Sunday, February 10, 2013

Introduction

I am the SCCM administrator for a mid-sized public university (approximately 17,500 students) in the southeast United States. Higher Education institutions face unique challenges in information technology. We often deal with short-staffed and under-funded IT departments, but we make due with what we are given. We also deal with having to support a wide-range of devices, from standard business-class devices to the $400 special-of-the-week. We often do not have the luxury of saying "No", and must make these sub-pair devices work with our system. This presents challenges for system administrators that are not usually seen in the business world. This blog will focus on some of these challenges, and how my colleagues and I overcome them. I will hopefully present valuable information that can help others in their environment.

In my daily job, I am the primary application and image administrator. I package most of the software and images that go into our SCCM environment. In addition to SCCM, I also administrator System Center Orchestrator 2012, System Center Operations Manager 2012, HP Web JetAdmin, Pharos Uniprint, Deep Freeze, and TechExcel ServiceWise. A lot of my posts will focus on how SCCM can work with these other systems.

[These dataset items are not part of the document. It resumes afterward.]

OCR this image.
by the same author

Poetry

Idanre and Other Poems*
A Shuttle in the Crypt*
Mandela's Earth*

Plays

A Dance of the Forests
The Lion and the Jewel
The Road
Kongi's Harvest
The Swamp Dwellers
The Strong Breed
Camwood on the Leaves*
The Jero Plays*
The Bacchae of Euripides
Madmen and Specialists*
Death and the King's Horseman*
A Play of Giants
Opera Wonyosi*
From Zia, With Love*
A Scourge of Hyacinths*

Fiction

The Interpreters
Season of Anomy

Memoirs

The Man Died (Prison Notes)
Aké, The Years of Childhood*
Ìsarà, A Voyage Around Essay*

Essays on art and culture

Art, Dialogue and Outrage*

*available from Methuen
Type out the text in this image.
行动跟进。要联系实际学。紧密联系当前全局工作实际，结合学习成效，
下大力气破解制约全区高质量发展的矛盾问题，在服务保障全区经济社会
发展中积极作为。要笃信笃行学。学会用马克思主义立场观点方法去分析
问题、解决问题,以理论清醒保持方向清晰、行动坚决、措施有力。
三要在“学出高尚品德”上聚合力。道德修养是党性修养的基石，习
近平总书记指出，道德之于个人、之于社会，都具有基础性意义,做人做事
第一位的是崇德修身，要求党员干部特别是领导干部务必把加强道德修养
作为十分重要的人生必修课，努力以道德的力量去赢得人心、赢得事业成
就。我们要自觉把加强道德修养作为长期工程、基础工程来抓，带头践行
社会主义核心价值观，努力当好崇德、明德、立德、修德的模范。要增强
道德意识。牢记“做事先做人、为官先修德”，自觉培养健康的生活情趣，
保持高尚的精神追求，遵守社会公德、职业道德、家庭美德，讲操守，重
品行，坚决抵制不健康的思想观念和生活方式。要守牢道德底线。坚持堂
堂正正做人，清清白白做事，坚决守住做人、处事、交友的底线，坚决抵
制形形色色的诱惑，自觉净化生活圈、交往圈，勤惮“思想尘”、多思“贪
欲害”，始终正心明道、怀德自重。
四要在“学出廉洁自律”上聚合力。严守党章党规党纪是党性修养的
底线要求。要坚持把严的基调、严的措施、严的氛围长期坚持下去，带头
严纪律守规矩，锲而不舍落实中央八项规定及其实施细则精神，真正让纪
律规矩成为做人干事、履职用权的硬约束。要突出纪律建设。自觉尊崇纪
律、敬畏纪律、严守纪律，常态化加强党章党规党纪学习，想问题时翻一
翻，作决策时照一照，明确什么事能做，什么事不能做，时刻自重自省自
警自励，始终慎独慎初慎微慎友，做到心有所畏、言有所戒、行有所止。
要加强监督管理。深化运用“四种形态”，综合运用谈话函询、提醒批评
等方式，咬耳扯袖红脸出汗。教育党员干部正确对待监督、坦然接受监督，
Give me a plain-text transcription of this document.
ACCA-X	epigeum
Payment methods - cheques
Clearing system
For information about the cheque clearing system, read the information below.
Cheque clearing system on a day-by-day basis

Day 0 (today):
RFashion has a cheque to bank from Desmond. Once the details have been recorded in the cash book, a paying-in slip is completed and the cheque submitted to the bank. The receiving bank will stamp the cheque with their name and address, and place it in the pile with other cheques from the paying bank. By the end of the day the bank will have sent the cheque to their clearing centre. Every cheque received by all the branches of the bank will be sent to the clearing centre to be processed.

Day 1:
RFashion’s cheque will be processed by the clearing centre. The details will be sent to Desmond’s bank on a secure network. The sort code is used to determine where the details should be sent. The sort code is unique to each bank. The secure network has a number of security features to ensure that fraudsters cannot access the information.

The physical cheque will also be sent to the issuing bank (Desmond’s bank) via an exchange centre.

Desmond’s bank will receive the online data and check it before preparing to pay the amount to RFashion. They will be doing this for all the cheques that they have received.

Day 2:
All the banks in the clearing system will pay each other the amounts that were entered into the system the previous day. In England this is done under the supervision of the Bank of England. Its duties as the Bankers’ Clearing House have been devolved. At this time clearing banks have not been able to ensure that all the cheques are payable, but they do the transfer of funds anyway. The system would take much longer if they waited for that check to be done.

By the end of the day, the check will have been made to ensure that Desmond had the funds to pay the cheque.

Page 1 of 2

If you have any comments or suggestions for posts, please send them my way. I will try and post at least weekly.

1 comment:

  1. I work in Higher Ed too and in much the same capacity as you. I'm about to migrate and/or upgrade from SCCM 2007 R2 to SCCM 2012 R2. My site design is rather simple; a single site with one site server, one protected distribution point at a remote campus, and a SQL site DB server which also hosts the WSUS DB and SRS, and one FSP server. I'll also be going fully VMs this time around. Do you have any thoughts on site design as it pertains to Higher Ed, SCCM2012 R2, and keeping things simple. I have about 10,000 clients (workstations & servers) and plan to support Macs going forward.